Peter Doig’s Hill Houses (Green Version) (1991, estimate: £3,500,000-4,500,000), an early exploration of the artist’s celebrated cabin motif, is being sold by the Estate of Donald R. Sobey. Proceeds of the sale will support the promotion and exhibition of contemporary indigenous art from Canada around the world. Painted in 1998, and unseen in public since its acquisition the following year, Audition (estimate: £1,000,00-1,500,00) is a rare and remarkable rediscovery that captures the virtuosic flourishing of Hurvin Anderson’s early practice. Audition is a vast, cinematic panorama viewed from an elevated vantage point, offering a glistening depiction of a public swimming pool, its waters alive with human activity.

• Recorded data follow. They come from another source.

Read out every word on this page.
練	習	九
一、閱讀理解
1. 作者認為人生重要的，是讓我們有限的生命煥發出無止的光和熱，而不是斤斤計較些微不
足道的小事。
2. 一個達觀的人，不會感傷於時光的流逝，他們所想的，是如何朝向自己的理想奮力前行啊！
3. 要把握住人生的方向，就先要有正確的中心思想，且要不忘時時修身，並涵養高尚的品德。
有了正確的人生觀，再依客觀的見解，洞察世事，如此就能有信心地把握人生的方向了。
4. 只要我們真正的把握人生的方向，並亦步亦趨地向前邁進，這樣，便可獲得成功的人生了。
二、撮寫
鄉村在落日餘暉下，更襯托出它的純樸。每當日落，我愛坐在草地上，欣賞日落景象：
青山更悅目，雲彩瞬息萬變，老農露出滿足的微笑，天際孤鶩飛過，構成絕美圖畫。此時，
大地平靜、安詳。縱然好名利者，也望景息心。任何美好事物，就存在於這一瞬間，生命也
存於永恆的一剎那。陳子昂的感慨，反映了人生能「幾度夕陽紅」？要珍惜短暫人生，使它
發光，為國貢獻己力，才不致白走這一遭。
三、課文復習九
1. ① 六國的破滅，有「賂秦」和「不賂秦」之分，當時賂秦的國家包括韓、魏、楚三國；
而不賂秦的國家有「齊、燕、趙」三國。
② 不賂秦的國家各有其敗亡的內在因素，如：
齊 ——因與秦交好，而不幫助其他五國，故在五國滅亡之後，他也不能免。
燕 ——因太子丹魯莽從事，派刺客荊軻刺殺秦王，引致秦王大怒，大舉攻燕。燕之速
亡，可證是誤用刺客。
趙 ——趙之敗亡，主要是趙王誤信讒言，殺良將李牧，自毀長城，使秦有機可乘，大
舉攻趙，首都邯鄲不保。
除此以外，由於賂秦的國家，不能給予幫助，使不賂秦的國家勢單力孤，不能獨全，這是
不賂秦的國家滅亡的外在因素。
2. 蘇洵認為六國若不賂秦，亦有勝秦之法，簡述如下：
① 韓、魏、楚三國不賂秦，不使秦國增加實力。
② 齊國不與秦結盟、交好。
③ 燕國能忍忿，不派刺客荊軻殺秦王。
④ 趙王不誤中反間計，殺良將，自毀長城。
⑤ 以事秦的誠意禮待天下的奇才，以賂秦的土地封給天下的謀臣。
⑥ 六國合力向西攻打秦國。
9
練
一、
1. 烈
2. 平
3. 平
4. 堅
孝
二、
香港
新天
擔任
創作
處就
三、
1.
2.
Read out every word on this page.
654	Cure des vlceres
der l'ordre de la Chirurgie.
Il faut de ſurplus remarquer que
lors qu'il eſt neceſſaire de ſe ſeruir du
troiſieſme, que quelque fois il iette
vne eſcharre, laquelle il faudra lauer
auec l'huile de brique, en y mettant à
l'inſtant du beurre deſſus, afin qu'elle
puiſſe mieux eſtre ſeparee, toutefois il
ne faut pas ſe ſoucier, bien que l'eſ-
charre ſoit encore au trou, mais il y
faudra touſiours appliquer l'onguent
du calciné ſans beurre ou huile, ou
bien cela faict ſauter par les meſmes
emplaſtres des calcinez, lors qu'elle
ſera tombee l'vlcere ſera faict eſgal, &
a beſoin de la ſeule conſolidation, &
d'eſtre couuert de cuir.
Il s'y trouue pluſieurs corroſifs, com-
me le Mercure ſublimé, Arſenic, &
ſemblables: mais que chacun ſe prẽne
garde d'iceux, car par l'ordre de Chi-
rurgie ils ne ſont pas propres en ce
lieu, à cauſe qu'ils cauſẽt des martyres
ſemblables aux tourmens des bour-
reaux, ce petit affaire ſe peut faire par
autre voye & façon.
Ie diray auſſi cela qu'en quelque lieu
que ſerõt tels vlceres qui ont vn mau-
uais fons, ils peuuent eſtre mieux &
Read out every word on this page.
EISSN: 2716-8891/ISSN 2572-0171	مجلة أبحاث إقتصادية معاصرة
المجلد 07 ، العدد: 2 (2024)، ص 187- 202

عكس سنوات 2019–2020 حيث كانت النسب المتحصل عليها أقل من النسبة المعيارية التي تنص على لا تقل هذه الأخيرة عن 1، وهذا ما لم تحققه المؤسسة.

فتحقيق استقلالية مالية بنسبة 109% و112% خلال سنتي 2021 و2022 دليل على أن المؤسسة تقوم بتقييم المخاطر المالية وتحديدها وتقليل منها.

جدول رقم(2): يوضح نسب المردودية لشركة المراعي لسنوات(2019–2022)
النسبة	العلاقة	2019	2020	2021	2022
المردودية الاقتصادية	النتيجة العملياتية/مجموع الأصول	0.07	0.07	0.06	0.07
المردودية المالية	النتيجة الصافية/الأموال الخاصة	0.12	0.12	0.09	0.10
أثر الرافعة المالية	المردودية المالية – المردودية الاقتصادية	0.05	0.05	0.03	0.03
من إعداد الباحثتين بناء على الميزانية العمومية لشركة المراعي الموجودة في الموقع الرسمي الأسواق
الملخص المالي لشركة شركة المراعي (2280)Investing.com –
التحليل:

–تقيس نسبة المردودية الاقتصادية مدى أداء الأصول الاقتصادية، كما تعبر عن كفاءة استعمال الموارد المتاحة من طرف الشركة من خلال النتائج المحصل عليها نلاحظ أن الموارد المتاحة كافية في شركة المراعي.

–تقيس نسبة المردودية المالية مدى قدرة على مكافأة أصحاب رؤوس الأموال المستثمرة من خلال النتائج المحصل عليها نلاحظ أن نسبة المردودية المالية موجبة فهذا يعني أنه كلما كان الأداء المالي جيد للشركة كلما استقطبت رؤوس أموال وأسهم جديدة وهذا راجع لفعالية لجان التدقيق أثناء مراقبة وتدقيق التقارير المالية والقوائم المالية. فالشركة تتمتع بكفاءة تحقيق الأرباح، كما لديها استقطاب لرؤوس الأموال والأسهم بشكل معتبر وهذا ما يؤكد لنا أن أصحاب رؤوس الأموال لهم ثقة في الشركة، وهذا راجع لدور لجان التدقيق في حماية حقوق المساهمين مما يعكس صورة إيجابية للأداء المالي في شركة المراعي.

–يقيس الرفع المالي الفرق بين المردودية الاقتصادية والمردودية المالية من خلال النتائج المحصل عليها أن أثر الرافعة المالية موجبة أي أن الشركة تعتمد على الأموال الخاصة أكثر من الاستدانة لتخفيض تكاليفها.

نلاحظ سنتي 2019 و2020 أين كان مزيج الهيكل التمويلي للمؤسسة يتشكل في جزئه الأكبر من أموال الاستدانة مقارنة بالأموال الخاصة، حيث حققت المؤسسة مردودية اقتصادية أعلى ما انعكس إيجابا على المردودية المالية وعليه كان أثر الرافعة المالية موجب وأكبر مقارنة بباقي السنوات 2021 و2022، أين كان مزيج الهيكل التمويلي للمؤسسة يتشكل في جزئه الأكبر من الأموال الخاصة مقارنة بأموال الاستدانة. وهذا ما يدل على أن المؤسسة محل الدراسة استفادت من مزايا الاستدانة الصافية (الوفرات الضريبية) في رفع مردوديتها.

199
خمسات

CECILY BROWN: ARTISTS FOR CLIENTEARTH

In partnership with the Gallery Climate Coalition (GCC), and environmental charity ClientEarth, Christie’s are launching a new collaborative initiative, Artists for ClientEarth, designed to propel the art world in the fight against climate change. Exceptional works by major international artists, including Cecily Brown’s There’ll be bluebirds (2019, estimate: £500,000-700,000), will be offered in a series of sales.

THINKING ITALIAN

Having remained in the same collection since 1973, Lucio Fontana’s Concetto spaziale, Attese (1964-65, estimate: £3,000,000-5,000,000) is an impressive white example of the artist’s concetti spaziali. Its radiant surface is punctured by an exceptionally high number of ten cuts, each opening onto a void of darkness beyond. Mappa (1988-89, estimate: £1,200,000-1,800,000) by Alighiero Boetti sees the continents adrift in striking pale blue ocean, framed by a multi-coloured border. Piero Manzoni created his ‘Achromes’ by dipping creased canvas in kaolin, a white china clay, and allowing it to dry; producing works that were free from narrative and representation. Achromes (1958, estimate: £1,200,000-1,800,000) is an early example. Superficie rigata (1962, estimate: £350,000-500,000) is from Enrico Castellani’s distinctive series of shaped striped canvases, one of only seven works using found commercial material that he pulled over a wooden scaffold. Held in the same private collection for more than six decades, Ferro (1959, estimate: £250,000-350,000) is a powerful creation from Alberto Burri’s celebrated series of ‘Ferri’ (‘Irons’), in which he manipulated sheets of cold-rolled steel straight from the mill. The group is completed by Giorgio de Chirico, and Jannis Kounellis.